Image source, Getty Images

Image caption,

The aim is to stop overseas criminals from using agents to create companies or buy property for them in the UK

The UK is fast-tracking legislation to target money-laundering by foreign oligarchs.

The government’s move follows Russia’s decision to invade Ukraine.

As part of the measures, foreign property owners will have to declare their identities rather than using companies as a façade.

It follows the economic sanctions announced by Prime Minister Boris Johnson on Tuesday which targeted major Russian banks and leaders.

The government said the legislation will support the National Crime Agency work in targeting corruption.

The Economic Crime Bill will include a new register that will mean foreign owners of UK property must declare and verify their identities with Companies House.

The aim is to stop overseas criminals and oligarchs from using agents to create companies or buy property for them in the UK.

Entities that refuse to declare their owners will face restrictions in selling property and those who break the rule could be imprisoned for up to five years.

The register also applies to property bought by overseas owners up to 20 years ago in England and Wales and from December 2014 for property in Scotland.

Companies House will also have more information on firms to increase corporate transparency, the government said.
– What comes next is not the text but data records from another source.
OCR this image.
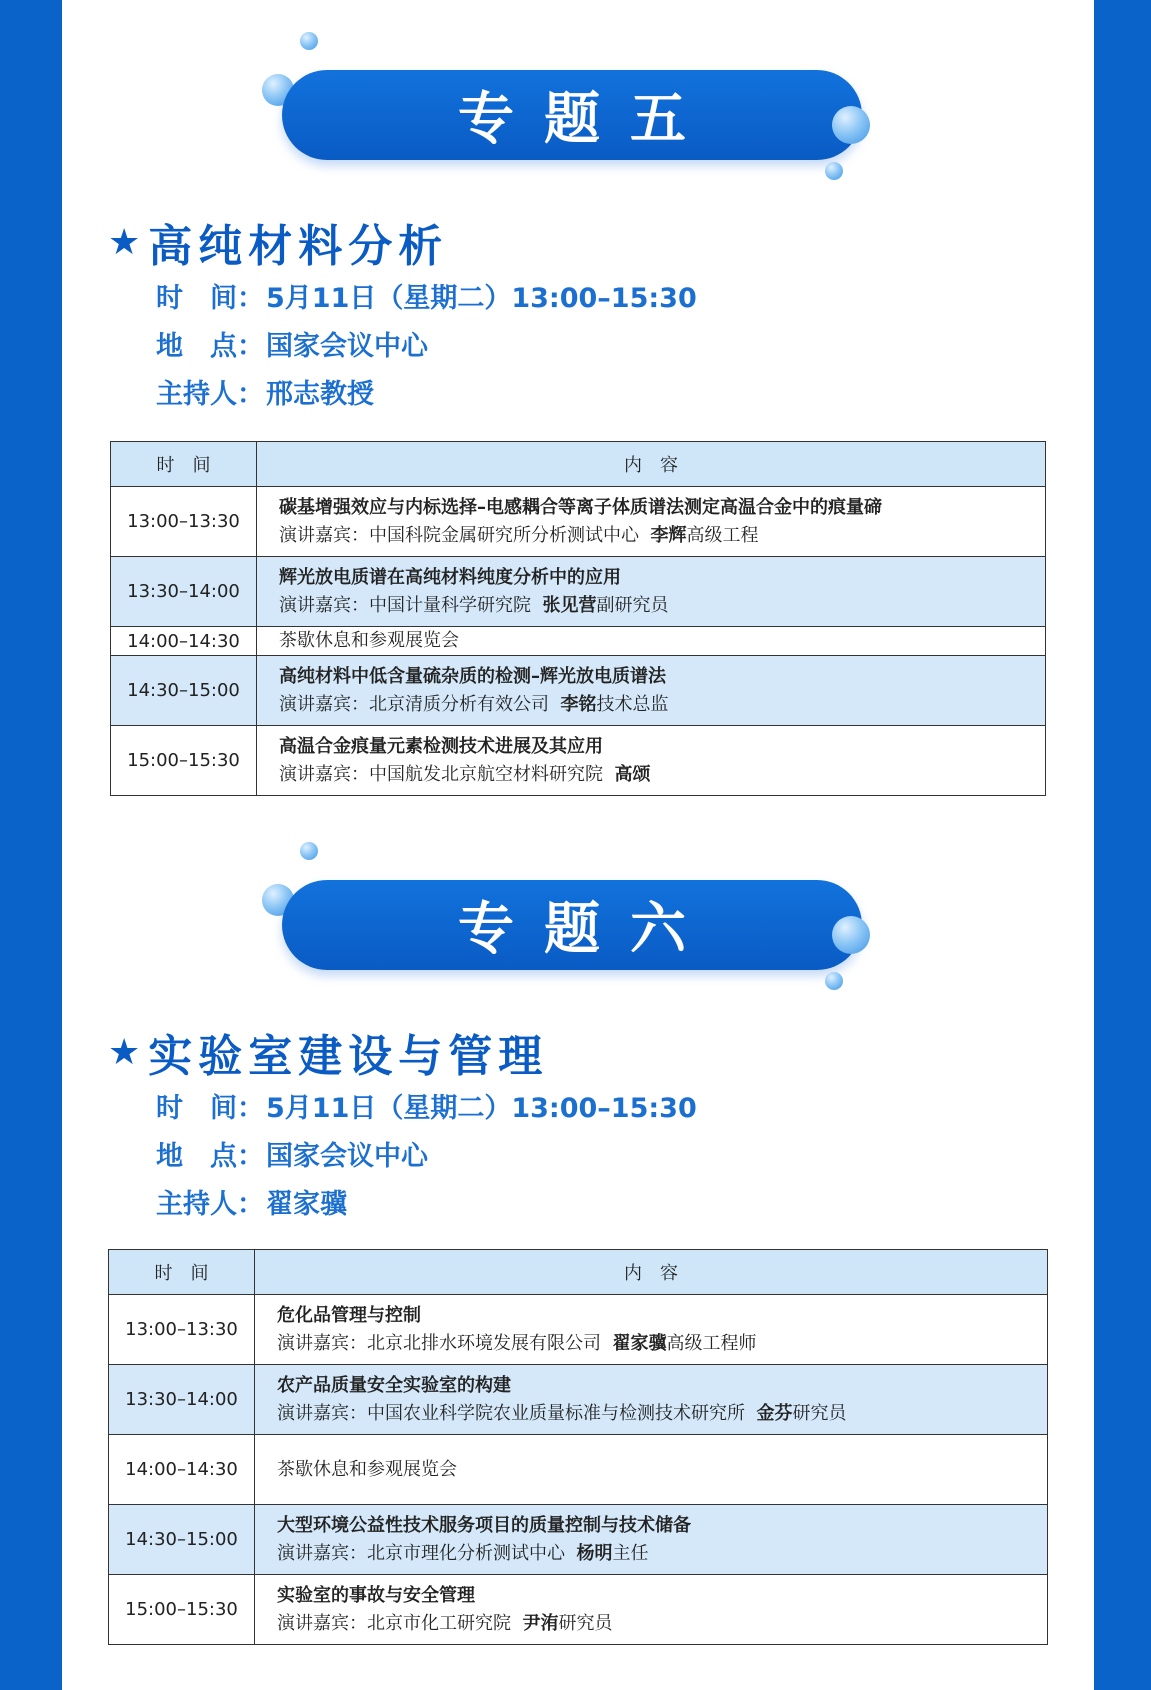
专题五
★ 高纯材料分析
时　间：5月11日（星期二）13:00–15:30
地　点：国家会议中心
主持人：邢志教授
时　间	内　容
13:00–13:30	碳基增强效应与内标选择–电感耦合等离子体质谱法测定高温合金中的痕量碲
演讲嘉宾：中国科院金属研究所分析测试中心 李辉高级工程

13:30–14:00	辉光放电质谱在高纯材料纯度分析中的应用
演讲嘉宾：中国计量科学研究院 张见营副研究员

14:00–14:30	茶歇休息和参观展览会

14:30–15:00	高纯材料中低含量硫杂质的检测–辉光放电质谱法
演讲嘉宾：北京清质分析有效公司 李铭技术总监

15:00–15:30	高温合金痕量元素检测技术进展及其应用
演讲嘉宾：中国航发北京航空材料研究院 高颂
专题六
★ 实验室建设与管理
时　间：5月11日（星期二）13:00–15:30
地　点：国家会议中心
主持人：翟家骥
时　间	内　容
13:00–13:30	危化品管理与控制
演讲嘉宾：北京北排水环境发展有限公司 翟家骥高级工程师

13:30–14:00	农产品质量安全实验室的构建
演讲嘉宾：中国农业科学院农业质量标准与检测技术研究所 金芬研究员

14:00–14:30	茶歇休息和参观展览会

14:30–15:00	大型环境公益性技术服务项目的质量控制与技术储备
演讲嘉宾：北京市理化分析测试中心 杨明主任

15:00–15:30	实验室的事故与安全管理
演讲嘉宾：北京市化工研究院 尹洧研究员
On Monday the business secretary Kwasi Kwarteng said that agents from overseas would no longer be able to create UK companies on “behalf of criminals”. The process to register a new company in the UK can cost as little as £12.
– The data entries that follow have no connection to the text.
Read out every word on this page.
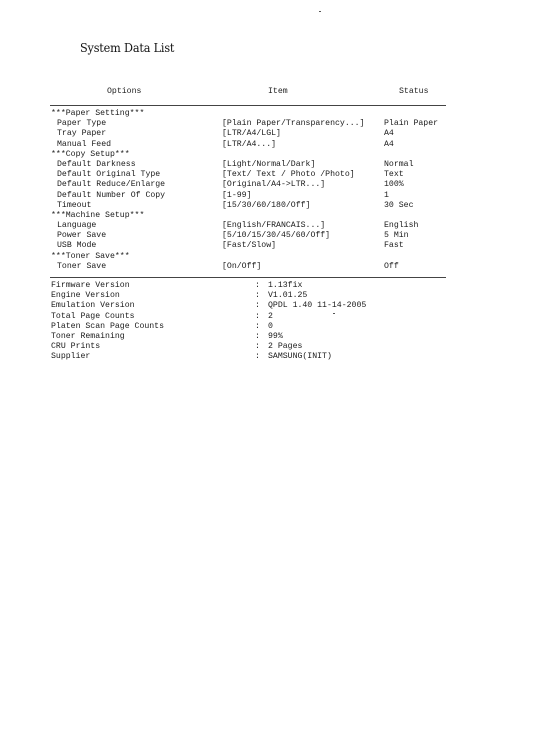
System Data List
Options	Item	Status
***Paper Setting***
Paper Type	[Plain Paper/Transparency...] Plain Paper
Tray Paper	[LTR/A4/LGL]	A4
Manual Feed	[LTR/A4...]	A4
***Copy Setup***
Default Darkness	[Light/Normal/Dark]	Normal
Default Original Type	[Text/ Text / Photo /Photo]	Text
Default Reduce/Enlarge	[Original/A4->LTR...]	100%
Default Number Of Copy	[1-99]	1
Timeout	[15/30/60/180/Off]	30 Sec
***Machine Setup***
Language	[English/FRANCAIS...]	English
Power Save	[5/10/15/30/45/60/Off]	5 Min
USB Mode	[Fast/Slow]	Fast
***Toner Save***
Toner Save	[On/Off]	Off
Firmware Version	: 1.13fix
Engine Version	: V1.01.25
Emulation Version	: QPDL 1.40 11-14-2005
Total Page Counts	: 2
Platen Scan Page Counts	: 0
Toner Remaining	: 99%
CRU Prints	: 2 Pages
Supplier	: SAMSUNG(INIT)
Mr Kwarteng told Parliament that oligarchs and kleptocrats have benefited from the “veneer of legitimacy” provided by UK-registered companies and partnerships, while using high-end property to help “launder proceeds of corruption”.

Mr Kwarteng said the new register will “shine a light” on who owns what in the UK so the government could “flush out the oligarchs, criminals and kleptocrats who think they can use UK property to hide their illicitly obtained wealth”.
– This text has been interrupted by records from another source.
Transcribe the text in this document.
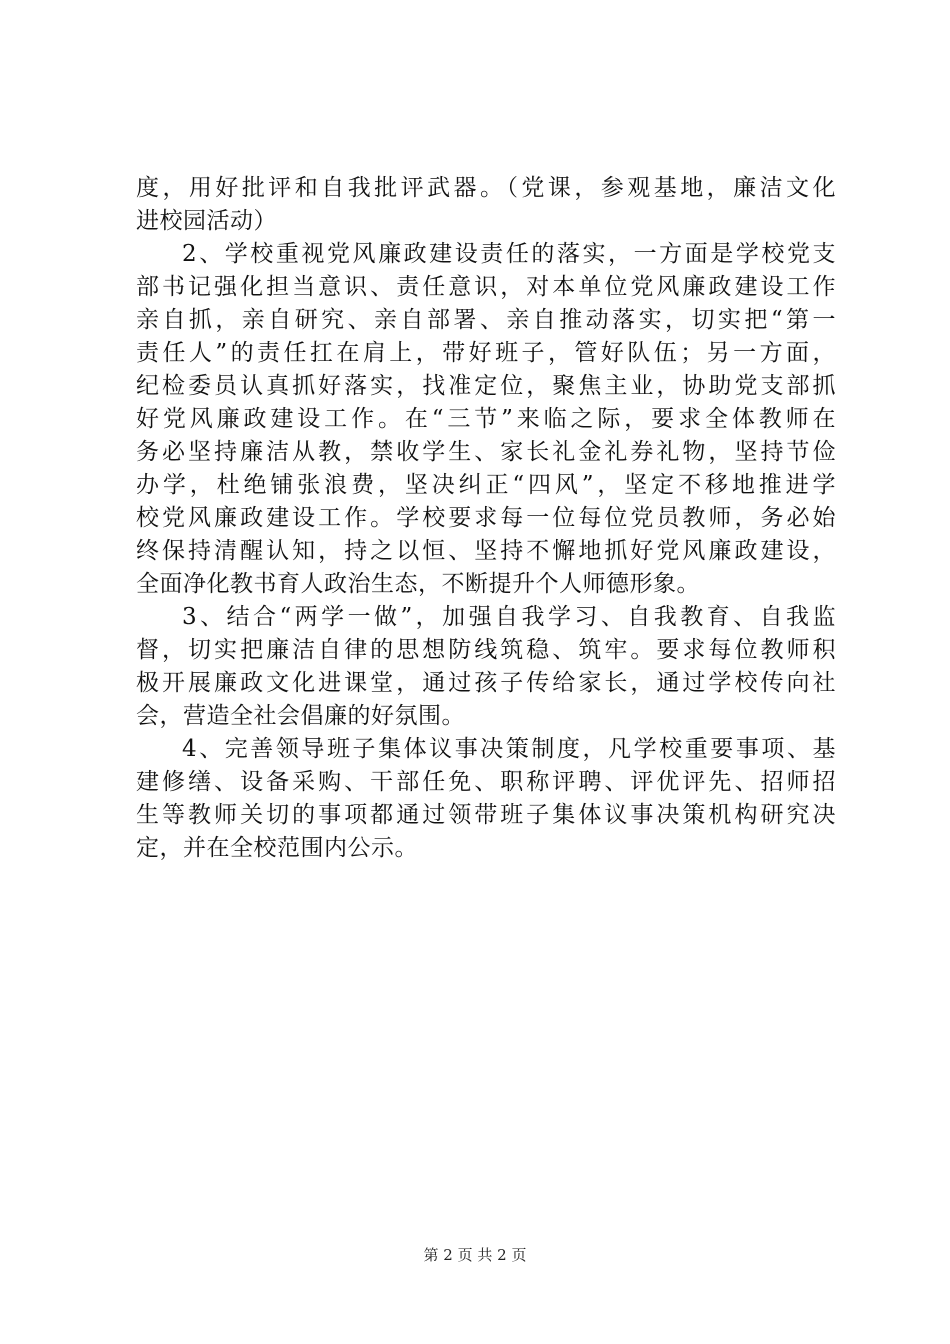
度，用好批评和自我批评武器。（党课，参观基地，廉洁文化
进校园活动）
2、学校重视党风廉政建设责任的落实，一方面是学校党支
部书记强化担当意识、责任意识，对本单位党风廉政建设工作
亲自抓，亲自研究、亲自部署、亲自推动落实，切实把“第一
责任人”的责任扛在肩上，带好班子，管好队伍；另一方面，
纪检委员认真抓好落实，找准定位，聚焦主业，协助党支部抓
好党风廉政建设工作。在“三节”来临之际，要求全体教师在
务必坚持廉洁从教，禁收学生、家长礼金礼券礼物，坚持节俭
办学，杜绝铺张浪费，坚决纠正“四风”，坚定不移地推进学
校党风廉政建设工作。学校要求每一位每位党员教师，务必始
终保持清醒认知，持之以恒、坚持不懈地抓好党风廉政建设，
全面净化教书育人政治生态，不断提升个人师德形象。
3、结合“两学一做”，加强自我学习、自我教育、自我监
督，切实把廉洁自律的思想防线筑稳、筑牢。要求每位教师积
极开展廉政文化进课堂，通过孩子传给家长，通过学校传向社
会，营造全社会倡廉的好氛围。
4、完善领导班子集体议事决策制度，凡学校重要事项、基
建修缮、设备采购、干部任免、职称评聘、评优评先、招师招
生等教师关切的事项都通过领带班子集体议事决策机构研究决
定，并在全校范围内公示。
第 2 页 共 2 页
The National Crime Agency’s ‘Kleptocracy’ cell, announced last week, will also begin to investigate sanctions evasion and be able to seize crypto-assets used for money-laundering.

The legislation also strengthens Unexplained Wealth Orders (UWOs) which were powers brought into force in January 2018 in the fight against suspected criminal money invested in property.

However, UWOs have been used just four times since 2018 and only one has resulted in property being surrendered so far.

UWOs will be reformed to give law enforcement agencies more time to review case material and to protect them from substantial legal costs if they pursue reasonable cases which are ultimately unsuccessful.

‘Not far and fast enough’

British officials trying to freeze individual accounts held by Russian billionaires face difficulties in part due to the systems of trusts and shell companies that hold their fortunes.

Thomas Mayne, visiting fellow from thinktank Chatham House’s Russia and Eurasia Programme, said while revealing ownership was a “step forward”, enforcement needed to be effective.

“If there are no penalties for submitting false or misleading information (and, like with Companies House, funding of UK authorities to properly investigate), then the bill will be useless,” Mr Mayne said.

Around 87,000 properties are owned by offshore companies in the UK which Mr Mayne said means the authorities have “no idea who owns them”.

“Actually getting the owners on record, checking the information and penalising those who submit false information will likely take years,” Mr Mayne added.

Shadow chancellor Rachel Reeves said that Labour supports the legislation and will “scrutinise the strength of these measures, which the government must enact in their strongest form to tackle dirty money once and for all.”

Image source, Getty Images

Image caption,

Labour said the measures were “welcome” but “don’t yet go far and fast enough”

“The long overdue Register of Overseas Entities, originally promised in 2016, must now be implemented at speed. Any transition period must be completed by the end of March and be accompanied by tough enforcement measures,” she continued.

Shadow home secretary Yvette Cooper said the measures were “welcome” but “don’t yet go far and fast enough”.

“Alongside strong sanctions we need an urgent crackdown on illicit finance, corruption and organised crime linked to Russia. For too long the City of London and the UK economy has been used as a laundromat by corrupt elites linked to organised crime,” Ms Cooper added.

The anti-corruption organisation Transparency International has identified at least £1.5bn of UK property owned by Russians accused of financial crime or with links to the Kremlin.

As part of the latest round of sanctions, Mr Johnson said the government will also limit the amount of money Russian nationals will be able to deposit in their UK bank account.